In the end, I think it’s a spectrum. Physical, psychological and spiritual are on the same continuum. However, like the electromagnetic spectrum, it’s very useful to be able to differentiate the regions - visible, infra-red, radio, microwave, ultra-violet, and so on. Very useful, as it were, to be able to sit inside a isolating chamber with an aperture over which we can place different kinds of filtering device to determine the nature of incoming radiation and deal with it appropriately. This is one very crude analogy of the still centre, the observer or witness. We are always there, but the aperture is large and everything enters unfiltered. No wonder sometimes we are confused!
Mike MacLeod Comment by Mike MacLeod on June 26, 2009 at 3:56am
Hi Kareana,

I agree about the dehumanization. It's reached an appalling level in the USA.

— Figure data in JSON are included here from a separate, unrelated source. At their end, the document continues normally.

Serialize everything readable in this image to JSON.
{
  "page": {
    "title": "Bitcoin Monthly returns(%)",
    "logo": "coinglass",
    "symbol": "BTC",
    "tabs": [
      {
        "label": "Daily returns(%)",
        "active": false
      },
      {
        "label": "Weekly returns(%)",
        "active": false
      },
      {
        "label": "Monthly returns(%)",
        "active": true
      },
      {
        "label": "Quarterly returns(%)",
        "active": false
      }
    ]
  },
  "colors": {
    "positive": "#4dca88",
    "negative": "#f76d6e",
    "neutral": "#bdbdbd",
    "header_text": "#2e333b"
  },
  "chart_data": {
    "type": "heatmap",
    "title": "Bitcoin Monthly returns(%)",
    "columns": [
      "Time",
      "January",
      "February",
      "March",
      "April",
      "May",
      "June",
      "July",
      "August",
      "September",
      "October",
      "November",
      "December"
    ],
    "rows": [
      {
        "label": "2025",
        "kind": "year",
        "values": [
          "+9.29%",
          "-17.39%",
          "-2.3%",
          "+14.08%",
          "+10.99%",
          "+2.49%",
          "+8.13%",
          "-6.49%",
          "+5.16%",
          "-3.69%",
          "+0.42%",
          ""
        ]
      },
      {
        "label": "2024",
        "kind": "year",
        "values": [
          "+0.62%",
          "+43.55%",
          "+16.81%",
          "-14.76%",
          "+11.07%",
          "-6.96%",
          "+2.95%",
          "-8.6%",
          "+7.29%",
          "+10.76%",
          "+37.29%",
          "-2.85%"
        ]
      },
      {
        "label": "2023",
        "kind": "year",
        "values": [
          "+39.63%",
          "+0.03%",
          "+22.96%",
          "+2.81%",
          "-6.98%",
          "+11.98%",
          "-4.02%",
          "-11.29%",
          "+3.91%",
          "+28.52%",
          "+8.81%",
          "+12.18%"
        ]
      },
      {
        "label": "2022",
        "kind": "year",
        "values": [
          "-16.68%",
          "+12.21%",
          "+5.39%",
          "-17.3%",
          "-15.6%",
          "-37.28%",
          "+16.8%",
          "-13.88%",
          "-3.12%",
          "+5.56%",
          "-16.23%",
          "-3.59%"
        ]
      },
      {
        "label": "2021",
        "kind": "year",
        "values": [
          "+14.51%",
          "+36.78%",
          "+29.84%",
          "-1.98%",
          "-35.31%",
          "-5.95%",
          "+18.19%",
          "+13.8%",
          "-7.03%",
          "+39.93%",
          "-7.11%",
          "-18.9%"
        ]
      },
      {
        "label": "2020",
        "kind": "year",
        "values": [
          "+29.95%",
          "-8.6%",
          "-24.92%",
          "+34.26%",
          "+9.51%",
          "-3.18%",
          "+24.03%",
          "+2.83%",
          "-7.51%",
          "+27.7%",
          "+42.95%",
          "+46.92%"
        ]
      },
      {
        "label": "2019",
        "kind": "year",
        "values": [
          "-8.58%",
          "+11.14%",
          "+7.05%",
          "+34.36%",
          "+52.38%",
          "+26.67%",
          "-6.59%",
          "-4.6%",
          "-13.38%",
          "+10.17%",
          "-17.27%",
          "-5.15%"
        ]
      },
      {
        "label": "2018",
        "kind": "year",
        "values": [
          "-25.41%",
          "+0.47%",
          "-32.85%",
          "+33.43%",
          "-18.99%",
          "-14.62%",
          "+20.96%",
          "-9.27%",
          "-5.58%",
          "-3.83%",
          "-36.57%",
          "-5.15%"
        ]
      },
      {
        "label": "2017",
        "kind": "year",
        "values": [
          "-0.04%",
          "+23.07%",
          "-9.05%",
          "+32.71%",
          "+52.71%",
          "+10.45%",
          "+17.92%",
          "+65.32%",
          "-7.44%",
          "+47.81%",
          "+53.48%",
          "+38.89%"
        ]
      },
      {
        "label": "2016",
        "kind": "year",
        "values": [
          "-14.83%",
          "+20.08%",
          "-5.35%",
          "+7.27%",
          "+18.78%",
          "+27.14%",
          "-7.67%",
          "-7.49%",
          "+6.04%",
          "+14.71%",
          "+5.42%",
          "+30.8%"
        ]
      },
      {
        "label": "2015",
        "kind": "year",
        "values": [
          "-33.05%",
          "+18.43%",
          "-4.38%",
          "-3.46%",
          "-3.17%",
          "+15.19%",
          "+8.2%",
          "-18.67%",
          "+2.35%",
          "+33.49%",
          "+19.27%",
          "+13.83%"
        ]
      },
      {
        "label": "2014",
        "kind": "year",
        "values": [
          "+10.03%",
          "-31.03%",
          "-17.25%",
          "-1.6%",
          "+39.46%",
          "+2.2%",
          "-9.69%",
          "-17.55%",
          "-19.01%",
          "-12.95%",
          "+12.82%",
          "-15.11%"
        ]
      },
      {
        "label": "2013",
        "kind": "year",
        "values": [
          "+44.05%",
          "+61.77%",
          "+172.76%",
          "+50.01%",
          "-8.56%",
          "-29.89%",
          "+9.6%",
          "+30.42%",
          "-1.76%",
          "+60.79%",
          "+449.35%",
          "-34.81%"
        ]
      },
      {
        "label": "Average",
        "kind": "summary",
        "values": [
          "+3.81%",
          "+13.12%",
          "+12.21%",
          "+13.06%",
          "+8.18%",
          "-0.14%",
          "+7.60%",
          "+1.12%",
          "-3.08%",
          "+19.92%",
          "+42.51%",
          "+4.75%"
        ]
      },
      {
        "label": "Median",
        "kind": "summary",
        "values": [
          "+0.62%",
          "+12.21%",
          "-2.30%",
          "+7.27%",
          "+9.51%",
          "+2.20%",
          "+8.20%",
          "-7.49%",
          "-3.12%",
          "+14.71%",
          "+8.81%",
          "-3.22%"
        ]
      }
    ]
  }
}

I agree that groups are not therapy; it's more that therapy is the pre-group work necessary to be able to work in that environment.

In all these years I have yet to get to that level. I simply can't interact with other people, which was the root of my problems at work all these years. What is even stranger is that I don't understand why this is. To me, human relationships are often laced with cruelty, lies, arrogance, and other poisons. I have never been able to shake these off, or recover easily from them, though I return to more or less normal in hours or days rather than years, as was the case up until I was about 40.